Sunday, January 3, 2010

woohoo for weight loss...


I have set a lot of goals in my life...rarely do I ever keep them. This year I made my new years resolutions...

1.Lose 70lbs by December 31st, 2010
2.Do more outdoorsy stuff

#1 is part of why I created this blog in the first place. I need all the help I can get keeping on track. I am hoping it will keep me accountable.

The truth is that I don't even know where to start. I have no idea how to truly begin eating healthy and stay on a budget...I have no idea how to create a sensible work out routine. I did get an eliptical for my birthday so that is where I am starting. I plan on doing 20 minutes a day. And I am on Maternity Leave for another 2 weeks so I plan on going for a long walk every day with Oliver in the stroller.

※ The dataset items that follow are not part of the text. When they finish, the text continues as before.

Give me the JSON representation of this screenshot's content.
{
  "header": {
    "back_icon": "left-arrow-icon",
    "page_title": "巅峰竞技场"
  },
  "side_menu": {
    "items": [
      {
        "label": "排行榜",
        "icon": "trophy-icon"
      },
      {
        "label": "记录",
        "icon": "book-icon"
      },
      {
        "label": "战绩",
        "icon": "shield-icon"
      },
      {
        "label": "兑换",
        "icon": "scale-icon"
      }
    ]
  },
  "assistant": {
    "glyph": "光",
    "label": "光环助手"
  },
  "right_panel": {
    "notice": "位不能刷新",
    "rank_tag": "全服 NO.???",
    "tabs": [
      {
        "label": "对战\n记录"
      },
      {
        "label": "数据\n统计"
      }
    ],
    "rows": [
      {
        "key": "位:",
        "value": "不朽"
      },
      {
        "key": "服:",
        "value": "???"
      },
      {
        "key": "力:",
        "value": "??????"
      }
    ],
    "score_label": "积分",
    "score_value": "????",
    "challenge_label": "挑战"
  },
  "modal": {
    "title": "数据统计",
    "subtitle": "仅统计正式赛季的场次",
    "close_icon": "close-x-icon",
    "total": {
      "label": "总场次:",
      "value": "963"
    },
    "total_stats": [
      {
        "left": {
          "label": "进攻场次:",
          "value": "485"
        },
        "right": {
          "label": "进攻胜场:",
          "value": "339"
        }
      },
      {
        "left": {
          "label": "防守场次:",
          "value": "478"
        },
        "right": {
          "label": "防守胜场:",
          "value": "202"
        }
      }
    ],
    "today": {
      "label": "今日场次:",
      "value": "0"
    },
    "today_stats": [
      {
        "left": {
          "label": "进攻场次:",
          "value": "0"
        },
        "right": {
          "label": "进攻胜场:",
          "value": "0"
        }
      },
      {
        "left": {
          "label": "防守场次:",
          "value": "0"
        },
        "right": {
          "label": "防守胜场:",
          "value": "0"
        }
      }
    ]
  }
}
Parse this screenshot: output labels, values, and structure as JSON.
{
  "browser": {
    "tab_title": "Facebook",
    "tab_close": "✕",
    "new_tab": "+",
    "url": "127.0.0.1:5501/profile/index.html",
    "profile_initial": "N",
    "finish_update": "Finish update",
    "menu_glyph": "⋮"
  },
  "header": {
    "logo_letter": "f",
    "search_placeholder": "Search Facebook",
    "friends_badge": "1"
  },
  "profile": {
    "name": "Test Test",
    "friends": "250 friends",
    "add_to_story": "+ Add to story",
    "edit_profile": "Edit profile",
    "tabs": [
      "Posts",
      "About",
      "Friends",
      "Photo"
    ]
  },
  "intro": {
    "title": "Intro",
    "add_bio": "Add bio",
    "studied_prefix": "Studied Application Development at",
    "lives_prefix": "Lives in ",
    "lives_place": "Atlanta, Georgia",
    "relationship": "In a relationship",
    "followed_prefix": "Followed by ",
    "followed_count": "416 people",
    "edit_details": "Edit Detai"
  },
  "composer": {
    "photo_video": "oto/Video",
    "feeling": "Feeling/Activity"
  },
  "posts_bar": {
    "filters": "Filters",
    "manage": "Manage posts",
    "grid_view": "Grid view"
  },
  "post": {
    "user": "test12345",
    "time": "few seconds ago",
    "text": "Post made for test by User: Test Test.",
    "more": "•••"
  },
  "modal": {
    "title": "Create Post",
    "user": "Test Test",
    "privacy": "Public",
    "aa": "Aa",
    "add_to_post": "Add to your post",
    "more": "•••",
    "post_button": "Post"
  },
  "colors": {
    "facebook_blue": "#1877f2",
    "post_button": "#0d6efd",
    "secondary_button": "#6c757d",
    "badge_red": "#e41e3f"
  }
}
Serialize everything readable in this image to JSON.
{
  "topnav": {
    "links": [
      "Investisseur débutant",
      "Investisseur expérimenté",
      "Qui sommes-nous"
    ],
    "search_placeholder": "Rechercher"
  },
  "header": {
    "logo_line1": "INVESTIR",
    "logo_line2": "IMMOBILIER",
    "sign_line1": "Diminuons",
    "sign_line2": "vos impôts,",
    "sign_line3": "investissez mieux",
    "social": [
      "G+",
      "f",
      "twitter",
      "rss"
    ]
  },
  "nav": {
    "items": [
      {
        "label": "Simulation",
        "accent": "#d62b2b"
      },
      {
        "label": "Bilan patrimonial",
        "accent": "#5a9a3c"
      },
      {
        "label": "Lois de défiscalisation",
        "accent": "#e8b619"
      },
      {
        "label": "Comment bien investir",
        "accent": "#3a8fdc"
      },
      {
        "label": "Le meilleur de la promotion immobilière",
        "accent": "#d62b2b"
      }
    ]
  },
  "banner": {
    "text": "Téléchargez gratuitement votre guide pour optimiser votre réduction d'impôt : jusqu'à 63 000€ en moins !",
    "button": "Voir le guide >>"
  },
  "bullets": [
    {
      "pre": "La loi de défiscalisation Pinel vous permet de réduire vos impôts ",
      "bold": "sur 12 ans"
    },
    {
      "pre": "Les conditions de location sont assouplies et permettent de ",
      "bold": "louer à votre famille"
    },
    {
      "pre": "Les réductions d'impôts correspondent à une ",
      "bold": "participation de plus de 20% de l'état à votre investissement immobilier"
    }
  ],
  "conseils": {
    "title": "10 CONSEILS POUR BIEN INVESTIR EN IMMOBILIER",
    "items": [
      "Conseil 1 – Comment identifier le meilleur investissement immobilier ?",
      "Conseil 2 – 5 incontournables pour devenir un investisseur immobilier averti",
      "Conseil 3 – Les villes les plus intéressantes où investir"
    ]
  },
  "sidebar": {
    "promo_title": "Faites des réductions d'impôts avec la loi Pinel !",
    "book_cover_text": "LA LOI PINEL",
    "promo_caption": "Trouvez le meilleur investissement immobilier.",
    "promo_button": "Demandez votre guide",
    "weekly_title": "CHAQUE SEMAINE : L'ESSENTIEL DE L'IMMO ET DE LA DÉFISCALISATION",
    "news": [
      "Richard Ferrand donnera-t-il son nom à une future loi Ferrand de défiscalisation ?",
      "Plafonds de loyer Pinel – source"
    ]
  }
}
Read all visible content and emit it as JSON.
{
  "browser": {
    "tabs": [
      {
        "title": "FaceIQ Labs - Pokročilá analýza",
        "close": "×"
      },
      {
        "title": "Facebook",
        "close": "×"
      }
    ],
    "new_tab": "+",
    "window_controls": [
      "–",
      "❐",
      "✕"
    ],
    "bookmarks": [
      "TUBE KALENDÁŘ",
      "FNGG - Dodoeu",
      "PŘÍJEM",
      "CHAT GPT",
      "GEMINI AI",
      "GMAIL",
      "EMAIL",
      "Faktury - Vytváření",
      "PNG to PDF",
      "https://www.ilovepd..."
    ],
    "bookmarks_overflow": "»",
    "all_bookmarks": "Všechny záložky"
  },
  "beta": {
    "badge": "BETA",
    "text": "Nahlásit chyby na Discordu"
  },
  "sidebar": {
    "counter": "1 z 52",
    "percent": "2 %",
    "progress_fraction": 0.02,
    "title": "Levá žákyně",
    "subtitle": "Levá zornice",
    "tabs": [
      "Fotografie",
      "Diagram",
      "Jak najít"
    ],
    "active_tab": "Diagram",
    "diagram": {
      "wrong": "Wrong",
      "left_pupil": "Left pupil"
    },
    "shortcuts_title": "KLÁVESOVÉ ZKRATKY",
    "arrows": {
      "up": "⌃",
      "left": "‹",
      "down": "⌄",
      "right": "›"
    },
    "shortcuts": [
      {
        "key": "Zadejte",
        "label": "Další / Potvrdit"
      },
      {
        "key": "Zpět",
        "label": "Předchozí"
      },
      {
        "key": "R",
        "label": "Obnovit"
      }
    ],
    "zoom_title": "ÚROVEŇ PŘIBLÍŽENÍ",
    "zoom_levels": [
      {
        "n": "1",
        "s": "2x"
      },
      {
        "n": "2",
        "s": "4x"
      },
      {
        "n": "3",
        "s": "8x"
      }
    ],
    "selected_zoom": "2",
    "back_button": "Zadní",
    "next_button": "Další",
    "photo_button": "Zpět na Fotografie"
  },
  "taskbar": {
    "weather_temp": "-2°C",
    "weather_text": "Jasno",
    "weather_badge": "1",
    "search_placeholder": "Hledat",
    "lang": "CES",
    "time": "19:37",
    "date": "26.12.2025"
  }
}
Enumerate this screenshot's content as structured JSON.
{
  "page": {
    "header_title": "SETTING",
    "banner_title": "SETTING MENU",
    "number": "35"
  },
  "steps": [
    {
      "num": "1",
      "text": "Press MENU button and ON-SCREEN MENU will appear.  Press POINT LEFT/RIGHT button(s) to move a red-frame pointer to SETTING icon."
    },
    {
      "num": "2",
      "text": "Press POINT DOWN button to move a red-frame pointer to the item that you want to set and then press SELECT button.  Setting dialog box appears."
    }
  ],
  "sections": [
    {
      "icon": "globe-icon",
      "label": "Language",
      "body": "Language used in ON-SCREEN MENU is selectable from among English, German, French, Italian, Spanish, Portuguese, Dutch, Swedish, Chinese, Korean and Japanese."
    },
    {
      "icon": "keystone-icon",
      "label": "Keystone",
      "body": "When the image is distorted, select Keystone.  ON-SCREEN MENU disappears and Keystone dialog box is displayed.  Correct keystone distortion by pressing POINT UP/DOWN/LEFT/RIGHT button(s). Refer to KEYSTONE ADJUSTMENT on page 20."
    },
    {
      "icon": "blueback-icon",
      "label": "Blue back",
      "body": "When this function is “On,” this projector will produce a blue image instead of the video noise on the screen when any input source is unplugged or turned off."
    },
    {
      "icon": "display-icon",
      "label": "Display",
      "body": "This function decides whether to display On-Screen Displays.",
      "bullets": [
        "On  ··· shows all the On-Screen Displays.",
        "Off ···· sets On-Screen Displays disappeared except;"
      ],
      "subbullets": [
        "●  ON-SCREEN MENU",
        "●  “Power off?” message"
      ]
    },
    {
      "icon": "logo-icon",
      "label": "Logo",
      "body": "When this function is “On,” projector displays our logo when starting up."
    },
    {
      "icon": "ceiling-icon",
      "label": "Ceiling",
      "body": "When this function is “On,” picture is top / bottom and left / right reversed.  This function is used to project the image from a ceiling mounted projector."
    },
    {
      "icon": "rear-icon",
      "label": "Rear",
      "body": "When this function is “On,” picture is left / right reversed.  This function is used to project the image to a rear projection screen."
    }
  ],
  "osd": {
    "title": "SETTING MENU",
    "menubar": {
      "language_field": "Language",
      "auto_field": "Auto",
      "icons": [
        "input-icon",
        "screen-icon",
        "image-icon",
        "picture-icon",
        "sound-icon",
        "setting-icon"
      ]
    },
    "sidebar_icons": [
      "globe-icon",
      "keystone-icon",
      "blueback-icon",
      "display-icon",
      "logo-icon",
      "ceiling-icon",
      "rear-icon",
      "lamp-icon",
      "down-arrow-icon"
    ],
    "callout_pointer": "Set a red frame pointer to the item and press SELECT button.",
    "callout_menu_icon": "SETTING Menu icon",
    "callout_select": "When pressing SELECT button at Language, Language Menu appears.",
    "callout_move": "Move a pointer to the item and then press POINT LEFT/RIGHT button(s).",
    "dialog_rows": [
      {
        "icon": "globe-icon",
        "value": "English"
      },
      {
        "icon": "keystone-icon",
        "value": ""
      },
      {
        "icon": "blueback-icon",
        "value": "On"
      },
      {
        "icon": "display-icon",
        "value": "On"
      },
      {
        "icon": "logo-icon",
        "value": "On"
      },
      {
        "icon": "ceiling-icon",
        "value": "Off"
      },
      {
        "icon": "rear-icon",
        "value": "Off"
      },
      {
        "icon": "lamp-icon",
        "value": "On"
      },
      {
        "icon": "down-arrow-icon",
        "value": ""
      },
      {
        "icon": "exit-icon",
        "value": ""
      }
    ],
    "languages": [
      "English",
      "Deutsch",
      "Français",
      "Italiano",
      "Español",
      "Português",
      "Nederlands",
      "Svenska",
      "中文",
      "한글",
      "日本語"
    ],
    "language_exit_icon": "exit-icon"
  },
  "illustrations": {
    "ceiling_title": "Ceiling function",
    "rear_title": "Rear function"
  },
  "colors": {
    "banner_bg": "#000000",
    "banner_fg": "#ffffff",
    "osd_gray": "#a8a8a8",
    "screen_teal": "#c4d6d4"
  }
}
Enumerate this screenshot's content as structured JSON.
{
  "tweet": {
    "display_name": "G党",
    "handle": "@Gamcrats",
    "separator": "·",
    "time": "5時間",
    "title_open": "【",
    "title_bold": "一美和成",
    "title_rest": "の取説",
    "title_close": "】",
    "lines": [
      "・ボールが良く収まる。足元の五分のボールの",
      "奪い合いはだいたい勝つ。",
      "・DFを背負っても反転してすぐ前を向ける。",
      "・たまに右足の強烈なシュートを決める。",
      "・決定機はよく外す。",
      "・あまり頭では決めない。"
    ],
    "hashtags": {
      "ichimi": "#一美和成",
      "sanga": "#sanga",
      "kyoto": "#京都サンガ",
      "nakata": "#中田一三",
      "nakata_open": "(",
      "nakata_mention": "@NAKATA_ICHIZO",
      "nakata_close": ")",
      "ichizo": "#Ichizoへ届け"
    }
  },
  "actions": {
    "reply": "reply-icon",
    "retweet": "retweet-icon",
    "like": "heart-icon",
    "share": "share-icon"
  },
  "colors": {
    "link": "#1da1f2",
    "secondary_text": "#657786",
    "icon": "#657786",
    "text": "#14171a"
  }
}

Oliver my son is 8 weeks old. It is funny because immediately after I had him I kept thinking I do not want to be one of those moms that people look at and think to themselves...oh I feel sorry for her she still has all the baby weight left to lose. And....I am. For a little while I didn't think that I was. He was about 5 weeks and I started getting slightly more active and I thought 'YES! I can do this!' Now my child is 2 months old and I have actually gained weight since my 6 week appointment. I am still wearing maternity pants for god's sake. I hate it. I have all this gross loose skin and a muffin top! You know those women that insist on wearing tight shirts and their old pants they barely fit in so that they have a roll hanging over the pants? ooo and you can see the button on the pants is ready to burst. It almost as if you can hear that button screaming... I have that! My buttons scream. It is gross. I don't even fit into shirts that I used to be able to wear because my arms have grown. My arms have grown...they are bigger around. I can't even explain how it happened I never noticed it until I tried on one of my old shirts.

I really only gained about 60lbs the whole pregnancy. Currently I weigh 215lbs. When I got pregnant I weighed 170lbs. The heaviest I have ever been. The last time I remember looking down and thinking...'Man I love my body' I was in swimming in highschool and I weighed about 130lbs possibley a little less. I have decided I would be happy with about 145lbs. Hell I would be happy if I could just wear some of the clothes I packed away before I even got pregnant never to be worn again.

Ok. That is enough complaining for tonight. Tomorrow is a brand new day. A day where I will complete a solid 20 minutes on my eliptical. I WILL also take Oliver for a walk. If the solid 20 minutes on the eliptical doesn't kill me that is.